Maitimo was supposed to be the persuasive one, the expert in rhetoric and debate.  But somehow the thought of the twins--of their upturned, grinning faces covered in sticky jam or smudged with mud from playing in the rain--was more persuasive an argument than any Kanafinwë could have presented with mere words.

(He tried to convince himself that it was a figment of his imagination, this attachment.  They were not his sons--adoptive or otherwise--and he was not their father.)

"I..."

"Please, Nelyafinwë--Maitimo, please consider it."

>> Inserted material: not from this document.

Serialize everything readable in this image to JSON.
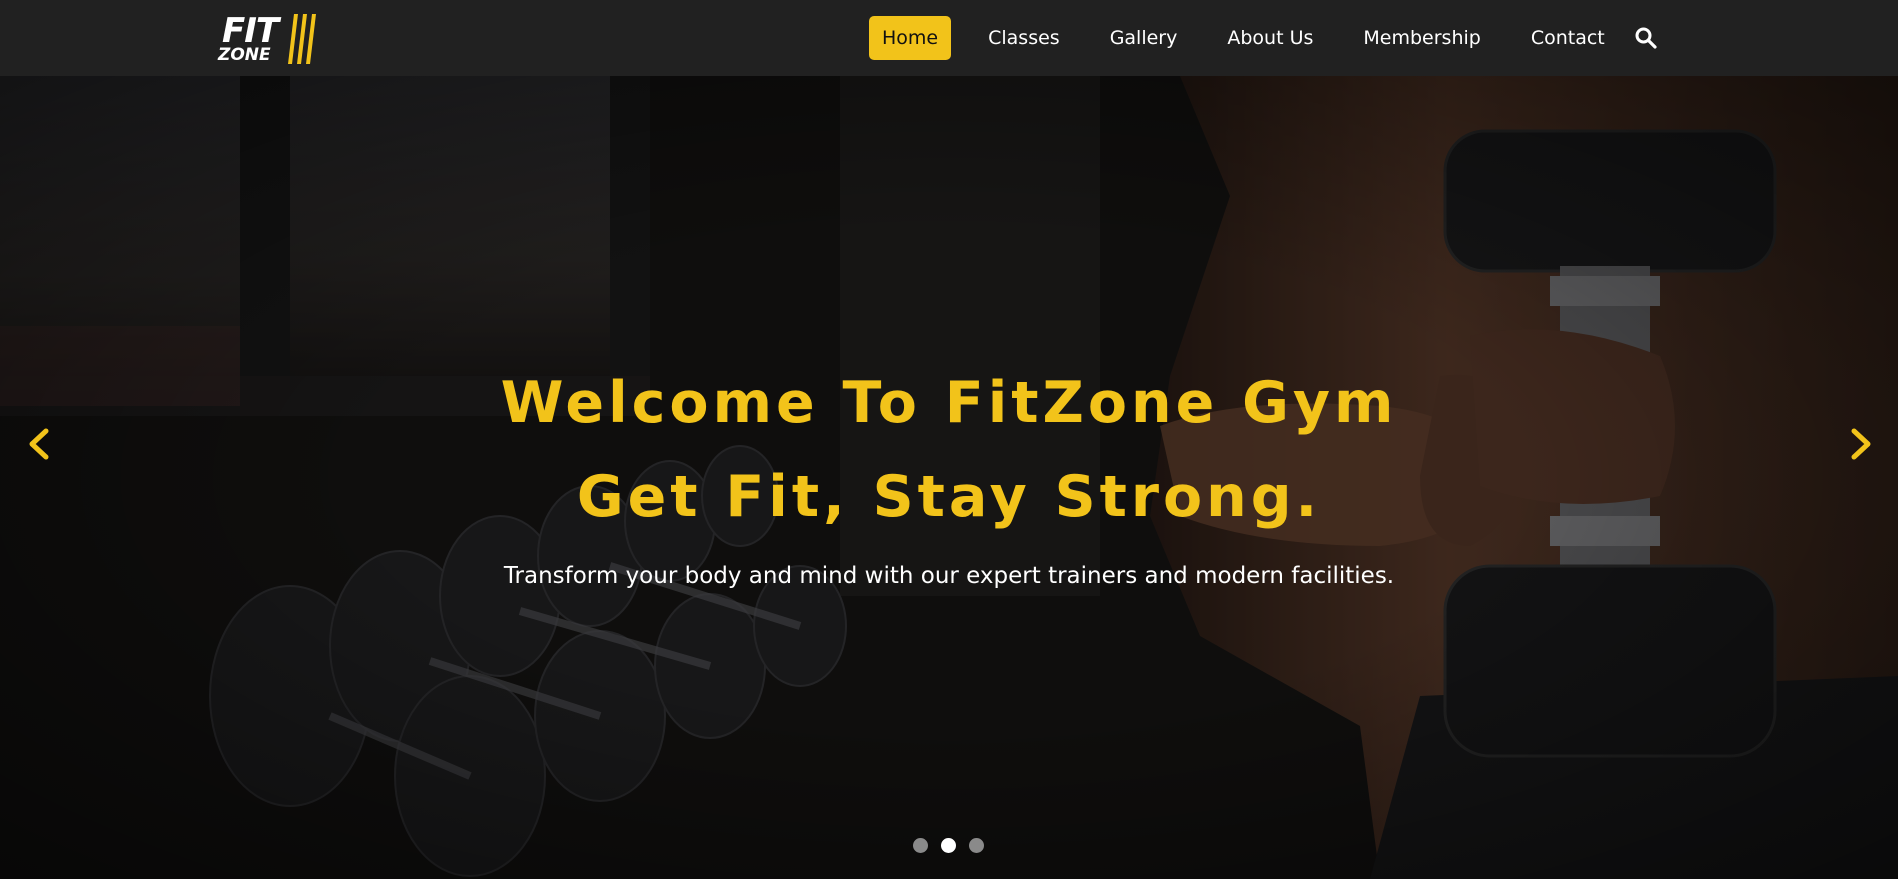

"I need not consider it, brother."

"But Nelyo--"

"I will forswear our Oath." Even speaking the words had brought such profound relief that his knees would have given out had he not been sitting.  All that weight lifted with ease.  So many lives saved.  So many innocents whose blood would never run into the earth, testament to the crimes of his House and his brothers.

"I will..."

Stubbornly, Maitimo persisted with his grumpiness and antisocial tendencies.  Still, he avoided being alone with the little ones and chose to keep an eye on them from far away.

All the while telling himself that they were not his.  Telling himself that, one day, he would be able to let them go and life would reorient itself.  Re-establish the pattern that for so long had been cultivated.  Bring him back to the brink of desperation and insanity as though he had never strayed from its path.

(Except they were his.  As much as any child of blood would have been.  And, in the dark of night, he knew he would not be able to let them go.